Tapi Arka tak peduli.
"Kenapa kamu nggak cari dia ke tempat lain?" tanya seorang perempuan paruh baya, pedagang bunga di dekat situ.
"Karena kalau dia pun sedang mencariku… dia pasti ke sini. Bukan ke tempat lain," jawab Arka.
Dan setiap hari, dia menatap trotoar itu, berharap ada sepasang kaki kecil yang berlari ke arahnya, dengan suara yang ia rindukan berkata: “Aku kembali.”
Pertemuan
Hari itu, langit Jakarta berwarna jingga keemasan. Arka hampir tertidur di bangku, tubuhnya makin lelah. Tapi ketika ia membuka matanya, seorang wanita berdiri beberapa meter darinya.
Rambutnya lebih panjang, wajahnya tampak lebih dewasa, tapi matanya… mata itu sama.
Citra.
Mereka saling menatap dalam diam. Lalu Citra melangkah pelan, setiap langkahnya seperti membongkar dinding yang telah lama ia bangun.

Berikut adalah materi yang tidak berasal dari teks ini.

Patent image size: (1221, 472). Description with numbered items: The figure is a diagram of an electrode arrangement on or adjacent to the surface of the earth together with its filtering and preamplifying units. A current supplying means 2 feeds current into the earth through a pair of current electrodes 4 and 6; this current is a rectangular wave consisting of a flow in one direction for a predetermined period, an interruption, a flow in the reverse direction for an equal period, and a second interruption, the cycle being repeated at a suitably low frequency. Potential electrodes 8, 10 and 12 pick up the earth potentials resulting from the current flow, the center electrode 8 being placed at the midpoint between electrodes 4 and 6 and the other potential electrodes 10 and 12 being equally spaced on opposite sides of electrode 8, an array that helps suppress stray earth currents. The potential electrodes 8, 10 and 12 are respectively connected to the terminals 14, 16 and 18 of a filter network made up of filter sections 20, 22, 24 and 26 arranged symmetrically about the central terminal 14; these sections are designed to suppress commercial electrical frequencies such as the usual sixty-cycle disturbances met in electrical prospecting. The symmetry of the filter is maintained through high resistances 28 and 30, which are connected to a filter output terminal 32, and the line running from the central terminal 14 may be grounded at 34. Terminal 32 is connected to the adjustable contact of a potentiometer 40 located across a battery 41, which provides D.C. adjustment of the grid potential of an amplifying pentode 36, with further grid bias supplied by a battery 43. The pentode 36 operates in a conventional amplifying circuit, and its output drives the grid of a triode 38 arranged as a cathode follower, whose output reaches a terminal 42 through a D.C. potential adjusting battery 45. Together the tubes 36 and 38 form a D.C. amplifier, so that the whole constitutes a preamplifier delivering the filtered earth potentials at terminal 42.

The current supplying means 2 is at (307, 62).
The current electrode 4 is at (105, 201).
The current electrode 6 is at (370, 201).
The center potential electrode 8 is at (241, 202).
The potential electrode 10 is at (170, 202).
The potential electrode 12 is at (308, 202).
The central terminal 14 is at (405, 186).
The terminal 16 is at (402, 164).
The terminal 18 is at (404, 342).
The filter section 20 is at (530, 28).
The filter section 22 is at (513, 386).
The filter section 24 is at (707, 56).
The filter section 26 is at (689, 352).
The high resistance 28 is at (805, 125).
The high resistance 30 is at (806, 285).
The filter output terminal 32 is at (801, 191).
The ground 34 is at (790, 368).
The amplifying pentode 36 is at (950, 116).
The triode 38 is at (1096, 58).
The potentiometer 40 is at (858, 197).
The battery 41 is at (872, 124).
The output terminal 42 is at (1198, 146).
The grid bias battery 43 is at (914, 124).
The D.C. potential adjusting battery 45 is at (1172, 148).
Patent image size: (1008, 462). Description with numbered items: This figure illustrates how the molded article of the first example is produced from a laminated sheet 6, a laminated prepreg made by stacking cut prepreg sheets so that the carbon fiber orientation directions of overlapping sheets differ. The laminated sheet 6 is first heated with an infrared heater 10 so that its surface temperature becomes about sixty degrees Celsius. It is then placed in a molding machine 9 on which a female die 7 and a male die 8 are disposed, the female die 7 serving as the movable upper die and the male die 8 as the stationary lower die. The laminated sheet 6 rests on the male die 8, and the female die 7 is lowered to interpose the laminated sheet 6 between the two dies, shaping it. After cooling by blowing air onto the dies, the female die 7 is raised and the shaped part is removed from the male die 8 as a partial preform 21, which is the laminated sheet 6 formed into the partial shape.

“Aku pikir… kamu nggak akan benar-benar menunggu,” katanya lirih.
Arka berdiri. Matanya berkaca-kaca. “Aku hampir pergi. Tapi aku tahu… kalau kamu mencintaiku, kamu pasti akan datang ke sini.”
Citra menunduk, menyeka air matanya. “Maaf, Arka. Aku harus pergi dulu, menyembuhkan luka yang bahkan aku sendiri nggak paham. Tapi aku nggak pernah lupa janji kita.”
Arka tersenyum. “Aku pun nggak ke mana-mana.”
Citra tertawa kecil, getir. “Gila kamu, ya.”
“Mungkin.”
Lalu mereka berpelukan. Di tengah keramaian kota, dua orang yang sempat hilang arah akhirnya kembali bertemu—bukan karena kebetulan, tapi karena mereka tak pernah benar-benar berhenti mencari.
Dan untuk pertama kalinya setelah sekian lama, Arka berdiri… dan berjalan menjauh dari tempat itu, tidak lagi sendirian.